Mandangin, Tumpukan Uang yang Belum Digali

Redaksi - Friday, 01 May 2026 | 02:05 AM

Background
Mandangin, Tumpukan Uang yang Belum Digali
Perahu nelayan dan tumpukan sampah. (Widiadi untuk salsabilafm/Oleh: Pietra Widiadi *)

salsabilafm.com - Pagi itu pelabuhan sibuk, para nelayan dan penjual ikan saling berbagi untung dan berkeringat memindahkan ikan dari penangkap ikan. Pemandangan yang biasa di pelabuhan Tanglok, Sampang. 


Perahu bergerak meninggalkan pelabuhan perahu kayu, keluar ke laut mengikuti alur sungai Tanglok yang berhias sampah plastik, bangkai ikan dan pampers penampung kotoran. Air keruh coklat susu melumuri permukaan sungai. 


Sisi kiri alur sungai, terlihat bentangan lahan yang mulai ditumbuhi rumah-rumah gedong yang merangsek ke bantaran sungai, bahkan bibir sungai. Sisi kanan, tambak garam yang produktif, dan panen garam yang selalu dinanti. Bakau yang makin jarang, seolah hanya onggokan pohon yang tak berfungsi.




Menuju ke Selat Madura


10 menit berlalu, nampak hamparan biru hijau selat Madura. Gerak perahu kayu makin laju menggapai perairan lepas. Pulau Mandangin belum nampak, meski katanya samar-samar kelihatan nun jauh menuju Probolinggo membedah selat.




Meski laut mulai disapa, perahu tak bebas bergerak karena endapan dan pagar-pagar bambu pembatas endapan dan jalur kapal. Buih riak air laut, dibelah untuk dilampaui. Bentangan bakau ditinggal di buritan, tapi sampah menyelimutinya.


Pagi ini, nelayan baru mendarat sehingga di bentang laut tak tampak nelayan mengayuh dan berlayar.  Remang-remang Mandangin mulai terlihat, bukan kabut menyelimuti. Jangan-jangan polusi asap industri di sepanjang pantai di Jawa dan Madura.


Mandangin Pulau Bertabur Rupiah




Pulau kecil, dan kepadatan yang tinggi. Masuk dermaga disambut sampah, bukan hanya transport lokal yang unik.
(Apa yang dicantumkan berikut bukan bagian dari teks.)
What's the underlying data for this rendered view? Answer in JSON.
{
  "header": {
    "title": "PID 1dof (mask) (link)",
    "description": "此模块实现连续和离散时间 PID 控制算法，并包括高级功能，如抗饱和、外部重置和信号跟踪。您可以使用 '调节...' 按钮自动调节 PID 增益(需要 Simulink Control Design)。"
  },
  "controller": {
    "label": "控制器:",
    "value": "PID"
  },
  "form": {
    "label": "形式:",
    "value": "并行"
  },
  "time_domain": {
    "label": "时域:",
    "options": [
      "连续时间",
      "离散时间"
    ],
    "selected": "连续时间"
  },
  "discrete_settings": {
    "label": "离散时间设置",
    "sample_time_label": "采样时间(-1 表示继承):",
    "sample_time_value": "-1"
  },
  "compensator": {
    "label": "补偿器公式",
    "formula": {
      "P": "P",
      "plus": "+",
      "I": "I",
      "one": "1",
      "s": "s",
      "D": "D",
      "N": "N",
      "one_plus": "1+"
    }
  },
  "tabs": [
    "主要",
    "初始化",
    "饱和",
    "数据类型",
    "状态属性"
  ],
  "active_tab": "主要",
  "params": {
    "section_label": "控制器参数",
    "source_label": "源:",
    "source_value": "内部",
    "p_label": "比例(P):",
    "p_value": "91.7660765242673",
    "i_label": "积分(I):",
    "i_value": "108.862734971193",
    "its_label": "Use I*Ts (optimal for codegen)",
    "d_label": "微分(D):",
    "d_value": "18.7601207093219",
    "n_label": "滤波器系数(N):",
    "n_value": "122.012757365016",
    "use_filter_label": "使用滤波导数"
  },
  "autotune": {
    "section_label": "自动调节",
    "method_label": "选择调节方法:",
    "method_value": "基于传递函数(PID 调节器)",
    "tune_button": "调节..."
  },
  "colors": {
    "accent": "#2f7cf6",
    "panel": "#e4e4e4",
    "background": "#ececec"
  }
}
Pulau ini, unik setengah mati, meski dalam lintasan ke sana sampah di laut mengapung mengejar arus.


Kepadatan dan gang-gang kecil yang melingkar-lingkar pulau nampak bersih. Nampak bergantungan galon yang disandarkan di pagar-pagar rumah tempat menyelipkan sampah plastik. Tanda warga sudah sadar bagaimana mengelola uang yang masih berserakan ini.




Meski ada orang yang masih buang sampah seenaknya tapi kebersihan itu tanda berkebudayaan dan paham bahwa barang yang dibuang itu berharga. Jadi ini bukan perjalanan ke pulau sampah plastik seperti yang sering diceritakan. Merendahkan keelokan kampung ini.
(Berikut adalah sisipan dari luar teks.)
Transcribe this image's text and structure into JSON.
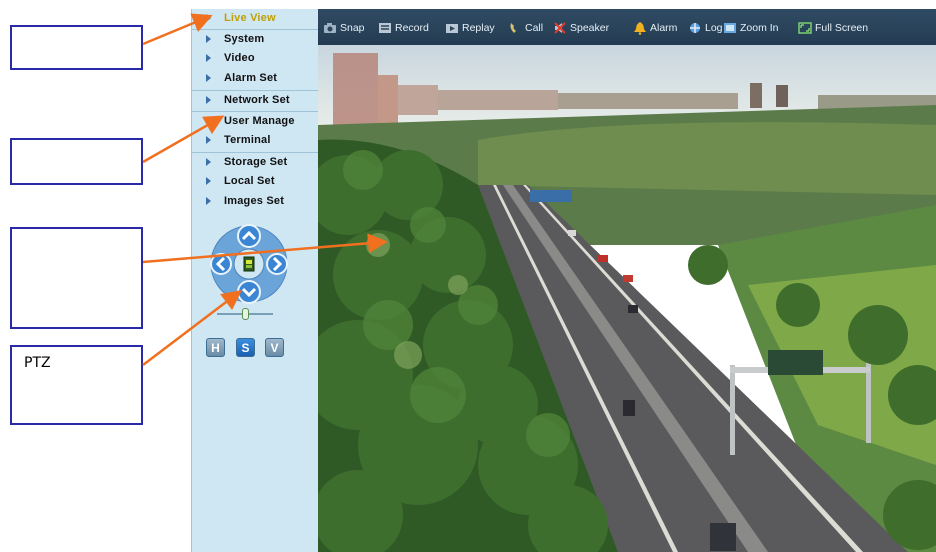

Rumah-rumah lama masih mempertahankan tanean lanjheng. Yang menari rumah-rumah ini ada gerbang masuk halaman kelompok rumah itu. Meski banyak yang tidak paham maksudnya, tapi ini tradisi yang layak jadi ornamen desa kunjungan tamu.
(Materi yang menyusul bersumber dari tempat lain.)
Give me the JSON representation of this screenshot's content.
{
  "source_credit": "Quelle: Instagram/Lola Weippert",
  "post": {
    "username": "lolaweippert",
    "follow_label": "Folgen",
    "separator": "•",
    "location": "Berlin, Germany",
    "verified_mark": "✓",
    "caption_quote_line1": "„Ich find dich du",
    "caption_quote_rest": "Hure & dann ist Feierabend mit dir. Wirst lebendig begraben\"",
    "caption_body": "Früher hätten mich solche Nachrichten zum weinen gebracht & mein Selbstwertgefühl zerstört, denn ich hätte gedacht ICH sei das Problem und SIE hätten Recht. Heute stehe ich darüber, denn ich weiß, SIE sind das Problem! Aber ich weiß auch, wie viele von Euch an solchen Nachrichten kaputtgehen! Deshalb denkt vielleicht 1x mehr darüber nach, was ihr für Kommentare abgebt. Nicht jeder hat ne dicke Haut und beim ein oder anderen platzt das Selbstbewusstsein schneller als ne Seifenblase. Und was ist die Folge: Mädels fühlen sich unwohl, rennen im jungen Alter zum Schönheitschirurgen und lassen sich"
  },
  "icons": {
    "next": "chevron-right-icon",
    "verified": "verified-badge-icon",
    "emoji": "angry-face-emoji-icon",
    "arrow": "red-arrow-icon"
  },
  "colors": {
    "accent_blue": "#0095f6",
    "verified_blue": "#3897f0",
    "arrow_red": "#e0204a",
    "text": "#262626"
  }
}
Rumah-rumah lama sudah berganti dengan gedung megah bak istana sultan. Ada juga pekerja pembuat kapal perahu, lalu hamparan pohon spno yang rimbun, juga terselip begitu banyak sampah plastik.




Ironi hidup, ingin bersih tapi tidak tahu mau dibuang ke mana. Mestinya mereka tahu bahwa itu uang yang berserakan tak berharga karena di daratan luas di Jawa, jawara pemungut sampah adalah kaumnya. Mengapa di sini, tidak ada yang menjual belikan?.


Atau perlu ada pendorong, yang mencolek supaya gerakan bersih di pekarangan tidak hanya berujung di lepas lautan di ujung barat pulau?. Pulau ini dekat dengan offshore, tempat perusahaan diberi hak menggali minyak. Mereka memberikan dukungan supaya dampak tidak jadi gejolak.




Tempat ini bergelimang uang, duit receh yang berpotensi menjadi gunung keuntungan. Sayang kaca mata yang dipakai masih kaca mata lama. Bukan kaca mata para kreator. Untung juga ada TAS, Trunojoyo Amanah Sagara. LSM kecil yang bersemangat meniupkan perubahan, bergerak atas semangat mengabdi pada perbaikan dan kemaslahatan umat. (*) 


*penulis adalah owner dorong inovasi alam lestari (dial) Malang.